Cybersecurity Budgets Climb, But AI Capabilities Lag
Across the region, 57% of organisations plan to increase cybersecurity budgets within the next 12 months, with cybersecurity now accounting for 13.6% of overall IT spending, up from 6% in 2019. In Singapore, that figure is even higher, with cybersecurity making up 15.2% of revenue, reflecting heightened sensitivity to data protection and regulatory obligations.
Despite rising spend, AI adoption remains one of the weakest areas of performance. While cloud security, identity and access management (IAM), and SIEM systems are top investment priorities over the next 24 months, many organisations are still in the early stages of embedding AI-driven security into daily operations.
“The fast pace of innovation is outstripping the ability of some organisations to keep up,” said Steven Scheurmann, Regional Vice President for ASEAN at Palo Alto Networks. “To truly build cyber resilience, they need to embrace a more integrated, AI-driven platform approach that not only strengthens defences but also streamlines complexity.”
Partners Play Growing Role in Security Strategy
The benchmark study finds a significant surge in partner dependency—while 53% of companies currently use external partners for cybersecurity support, that figure is expected to rise to 79% within two years. In Singapore, nearly half (49%) are already engaging partners, with usage forecast to climb to 85%.

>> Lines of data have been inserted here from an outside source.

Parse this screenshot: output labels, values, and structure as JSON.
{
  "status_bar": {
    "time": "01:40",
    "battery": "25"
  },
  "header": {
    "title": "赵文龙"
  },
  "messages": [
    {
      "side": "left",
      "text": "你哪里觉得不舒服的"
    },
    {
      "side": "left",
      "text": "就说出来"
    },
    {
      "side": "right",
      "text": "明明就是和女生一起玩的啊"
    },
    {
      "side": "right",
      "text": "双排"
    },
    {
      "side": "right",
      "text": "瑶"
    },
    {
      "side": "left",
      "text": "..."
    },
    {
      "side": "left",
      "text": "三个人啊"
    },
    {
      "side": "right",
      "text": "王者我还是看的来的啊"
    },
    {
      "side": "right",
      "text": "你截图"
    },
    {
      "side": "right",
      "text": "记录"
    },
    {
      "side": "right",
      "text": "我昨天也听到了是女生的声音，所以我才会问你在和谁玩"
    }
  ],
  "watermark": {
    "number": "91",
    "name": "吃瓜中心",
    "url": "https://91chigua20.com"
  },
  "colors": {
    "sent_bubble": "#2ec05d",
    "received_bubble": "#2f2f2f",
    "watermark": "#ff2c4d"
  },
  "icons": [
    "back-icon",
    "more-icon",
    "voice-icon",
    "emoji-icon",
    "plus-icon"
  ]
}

Tim Dillon, Founder and Principal Analyst at Tech Research Asia, noted:
“There remains substantial opportunity for partners to support continued progress, particularly in the areas of workforce education and training, identity and access management, and application and data security.”
Gaps in Governance and Framework Implementation
The report also flags inconsistent implementation of cybersecurity frameworks, with the NIST 2.0 standard emerging as the weakest-performing area across all five benchmark categories. Governance was Singapore’s lowest-scoring domain at just 3.65, pointing to a pressing need for clearer alignment between policy and practice.
Sectors leading the way in framework adoption include financial services, telecommunications, and utilities—industries where regulatory pressure and operational risk make cybersecurity a strategic necessity.
Moving Forward: Business-Driven, AI-Enabled Security
As mid-market firms double down on digital innovation, cybersecurity must evolve in parallel—becoming more strategic, better integrated, and increasingly AI-enabled. The findings underscore a critical inflection point: businesses must move beyond fragmented tools and reactive strategies, and towards unified platforms that enable proactive, intelligent defence.
Commissioned by Palo Alto Networks and completed in April 2025, the benchmark study provides mid-sized enterprises with a valuable lens to evaluate their cyber posture and chart a course towards more resilient, business-aligned security strategies.